Understanding fundamental processes that bring about the characteristic time scales of single-particle and collective excitations in 2D materials and metallic surfaces is a long-standing goal in solid state physics. Various experimental spectroscopy techniques in time domain, e.g., time-resolved electron, optical and vibrational spectroscopies, turned out to play a key role in comprehending the aforesaid mechanisms. In these measurements the non-equilibrium condition is achieved between excited electron and phonon degrees of freedom, which allows us to disentangle them. Along this investigational path, ample attention is given to graphene and similar atomically thin layers, where quite valuable and interesting measurements of carrier and optical phonon lifetimes were carried out by means of trARPES and ultrafast Raman spectroscopy, respectively. Especially interesting time-resolved measurements were also done on metallic surfaces, where the aforementioned techniques are utilized to understand the microscopic processes underlying surface reactions, e.g., photo-induced dissociation of diatomic molecules on surfaces. The ingredient that brings together these examples is the non-adiabatic electron-phonon coupling, which is believed to be a vital mechanism behind relaxation of excited (electron and vibrational) states in 2D materials and metallic surfaces. Yet our quantitative understanding is still in its infancy despite of tremendous interest and experimental efforts, which is mainly due to a lack of corresponding theoretical methods based in first principles.

 In this presentation I will deliver the work done on my doctoral and postdoctoral studies that is intimately related to the ultrafast dynamics of 2D materials and metallic surfaces.
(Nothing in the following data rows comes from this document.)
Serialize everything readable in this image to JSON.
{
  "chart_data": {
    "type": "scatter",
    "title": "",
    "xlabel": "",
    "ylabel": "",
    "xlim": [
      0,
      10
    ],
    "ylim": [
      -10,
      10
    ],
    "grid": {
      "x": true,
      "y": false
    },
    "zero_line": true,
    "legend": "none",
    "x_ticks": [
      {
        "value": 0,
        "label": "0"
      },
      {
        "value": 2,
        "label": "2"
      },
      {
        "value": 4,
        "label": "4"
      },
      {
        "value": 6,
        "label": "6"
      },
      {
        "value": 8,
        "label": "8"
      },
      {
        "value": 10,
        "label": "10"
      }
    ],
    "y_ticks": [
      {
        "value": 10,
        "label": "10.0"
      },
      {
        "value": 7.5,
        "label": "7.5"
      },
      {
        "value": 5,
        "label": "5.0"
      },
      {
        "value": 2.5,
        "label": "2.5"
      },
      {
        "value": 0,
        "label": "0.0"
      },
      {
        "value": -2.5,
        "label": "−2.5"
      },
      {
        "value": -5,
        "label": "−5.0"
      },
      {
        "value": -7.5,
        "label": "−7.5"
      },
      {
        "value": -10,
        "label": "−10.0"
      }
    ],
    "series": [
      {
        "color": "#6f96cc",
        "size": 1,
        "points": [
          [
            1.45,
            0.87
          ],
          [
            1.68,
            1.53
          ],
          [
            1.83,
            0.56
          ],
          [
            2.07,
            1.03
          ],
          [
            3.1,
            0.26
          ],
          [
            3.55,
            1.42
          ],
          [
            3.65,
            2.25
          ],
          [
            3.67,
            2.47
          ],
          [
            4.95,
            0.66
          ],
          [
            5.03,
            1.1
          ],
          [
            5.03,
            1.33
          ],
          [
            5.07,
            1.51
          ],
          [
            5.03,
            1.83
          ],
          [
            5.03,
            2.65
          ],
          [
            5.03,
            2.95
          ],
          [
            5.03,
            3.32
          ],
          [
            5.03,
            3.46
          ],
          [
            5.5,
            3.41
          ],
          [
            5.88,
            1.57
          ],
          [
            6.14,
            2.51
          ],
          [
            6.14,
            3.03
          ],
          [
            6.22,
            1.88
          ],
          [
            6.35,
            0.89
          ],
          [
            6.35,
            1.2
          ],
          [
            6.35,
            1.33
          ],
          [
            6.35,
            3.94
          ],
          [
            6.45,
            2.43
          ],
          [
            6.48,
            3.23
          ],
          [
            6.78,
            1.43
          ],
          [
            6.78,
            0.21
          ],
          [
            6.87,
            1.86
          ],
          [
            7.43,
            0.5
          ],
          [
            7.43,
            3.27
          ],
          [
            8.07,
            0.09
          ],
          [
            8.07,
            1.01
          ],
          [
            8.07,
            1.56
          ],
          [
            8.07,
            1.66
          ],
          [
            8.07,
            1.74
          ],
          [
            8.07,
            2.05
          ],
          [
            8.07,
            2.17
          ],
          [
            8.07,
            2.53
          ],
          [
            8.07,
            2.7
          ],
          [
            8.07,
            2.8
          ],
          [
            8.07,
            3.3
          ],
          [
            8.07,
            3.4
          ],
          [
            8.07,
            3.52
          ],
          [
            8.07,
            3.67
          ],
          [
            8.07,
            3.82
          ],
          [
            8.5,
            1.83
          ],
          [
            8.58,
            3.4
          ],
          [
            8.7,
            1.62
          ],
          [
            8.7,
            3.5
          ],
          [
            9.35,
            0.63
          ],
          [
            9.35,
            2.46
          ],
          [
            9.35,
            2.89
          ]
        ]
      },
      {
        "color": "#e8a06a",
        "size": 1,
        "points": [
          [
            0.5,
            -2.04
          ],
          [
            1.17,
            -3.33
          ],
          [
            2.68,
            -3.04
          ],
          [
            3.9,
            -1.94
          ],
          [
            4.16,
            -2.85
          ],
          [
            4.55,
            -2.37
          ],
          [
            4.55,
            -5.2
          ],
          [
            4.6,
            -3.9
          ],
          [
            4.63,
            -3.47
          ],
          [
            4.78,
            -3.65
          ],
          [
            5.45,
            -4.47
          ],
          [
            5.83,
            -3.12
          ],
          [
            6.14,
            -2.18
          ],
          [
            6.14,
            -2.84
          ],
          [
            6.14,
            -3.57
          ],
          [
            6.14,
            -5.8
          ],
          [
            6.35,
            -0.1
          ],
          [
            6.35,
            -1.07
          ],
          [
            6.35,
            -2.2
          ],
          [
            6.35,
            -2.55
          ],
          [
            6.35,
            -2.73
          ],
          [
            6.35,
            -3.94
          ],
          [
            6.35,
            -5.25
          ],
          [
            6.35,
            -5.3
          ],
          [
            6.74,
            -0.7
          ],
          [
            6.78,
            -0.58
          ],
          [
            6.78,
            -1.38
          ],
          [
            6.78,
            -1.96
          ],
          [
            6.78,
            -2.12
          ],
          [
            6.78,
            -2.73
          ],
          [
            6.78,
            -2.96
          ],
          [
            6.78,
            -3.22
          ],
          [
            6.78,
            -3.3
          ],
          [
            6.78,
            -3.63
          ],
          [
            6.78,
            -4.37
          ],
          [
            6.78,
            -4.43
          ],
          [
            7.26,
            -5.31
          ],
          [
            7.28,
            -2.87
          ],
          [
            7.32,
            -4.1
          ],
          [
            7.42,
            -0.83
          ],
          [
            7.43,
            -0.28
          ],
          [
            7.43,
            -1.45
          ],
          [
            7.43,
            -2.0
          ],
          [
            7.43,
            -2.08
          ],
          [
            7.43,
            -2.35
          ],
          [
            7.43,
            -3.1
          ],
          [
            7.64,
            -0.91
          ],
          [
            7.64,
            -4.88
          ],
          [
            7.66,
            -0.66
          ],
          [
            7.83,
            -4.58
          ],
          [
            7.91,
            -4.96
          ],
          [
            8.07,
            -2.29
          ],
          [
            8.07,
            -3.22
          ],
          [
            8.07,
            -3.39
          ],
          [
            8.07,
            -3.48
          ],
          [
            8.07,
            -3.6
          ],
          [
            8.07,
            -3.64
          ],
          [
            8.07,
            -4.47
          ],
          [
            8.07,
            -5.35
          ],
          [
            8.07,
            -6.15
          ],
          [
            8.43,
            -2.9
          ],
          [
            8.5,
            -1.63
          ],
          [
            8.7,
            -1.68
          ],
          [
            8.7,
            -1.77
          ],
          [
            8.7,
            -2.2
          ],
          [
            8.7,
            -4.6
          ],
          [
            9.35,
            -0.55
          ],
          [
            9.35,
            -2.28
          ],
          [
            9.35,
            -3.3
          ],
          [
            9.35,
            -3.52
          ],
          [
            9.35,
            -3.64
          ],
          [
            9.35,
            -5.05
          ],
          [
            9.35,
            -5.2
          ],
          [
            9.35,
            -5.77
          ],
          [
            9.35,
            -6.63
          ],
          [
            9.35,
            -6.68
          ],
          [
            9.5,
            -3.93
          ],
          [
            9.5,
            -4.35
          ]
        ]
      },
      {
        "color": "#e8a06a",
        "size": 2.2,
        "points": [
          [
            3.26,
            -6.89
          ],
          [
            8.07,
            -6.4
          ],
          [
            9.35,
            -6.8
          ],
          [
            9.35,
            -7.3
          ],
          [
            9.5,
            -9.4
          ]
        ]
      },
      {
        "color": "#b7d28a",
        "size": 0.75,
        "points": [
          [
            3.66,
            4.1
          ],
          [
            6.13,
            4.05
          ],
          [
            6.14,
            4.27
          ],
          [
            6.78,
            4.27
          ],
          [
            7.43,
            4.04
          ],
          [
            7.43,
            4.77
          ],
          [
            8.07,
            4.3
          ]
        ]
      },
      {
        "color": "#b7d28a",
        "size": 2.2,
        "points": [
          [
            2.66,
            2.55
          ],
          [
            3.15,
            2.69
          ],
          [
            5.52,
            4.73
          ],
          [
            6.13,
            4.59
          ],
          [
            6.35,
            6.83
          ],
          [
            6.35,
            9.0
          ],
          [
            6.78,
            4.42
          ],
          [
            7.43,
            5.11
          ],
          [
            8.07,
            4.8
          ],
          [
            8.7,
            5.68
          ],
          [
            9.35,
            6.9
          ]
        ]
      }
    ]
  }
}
Regarding the theoretical frameworks that I developed, I will present quantitative methods for simulating dissipation of plasmons due to electron-phonon coupling, non-equilibrium vibrational relaxation, as well as transient optical and electronic excitations. In addition, I will show the corresponding results for plasmon decay in highly-doped graphene, transient optical absorption in pristine graphene, transient phonon relaxation in CO/Cu(100) and in magnesium diboride, to name a few. Finally, the presentation will also contain my future plans and investigation course that fit to current and future projects at Institute of Physics.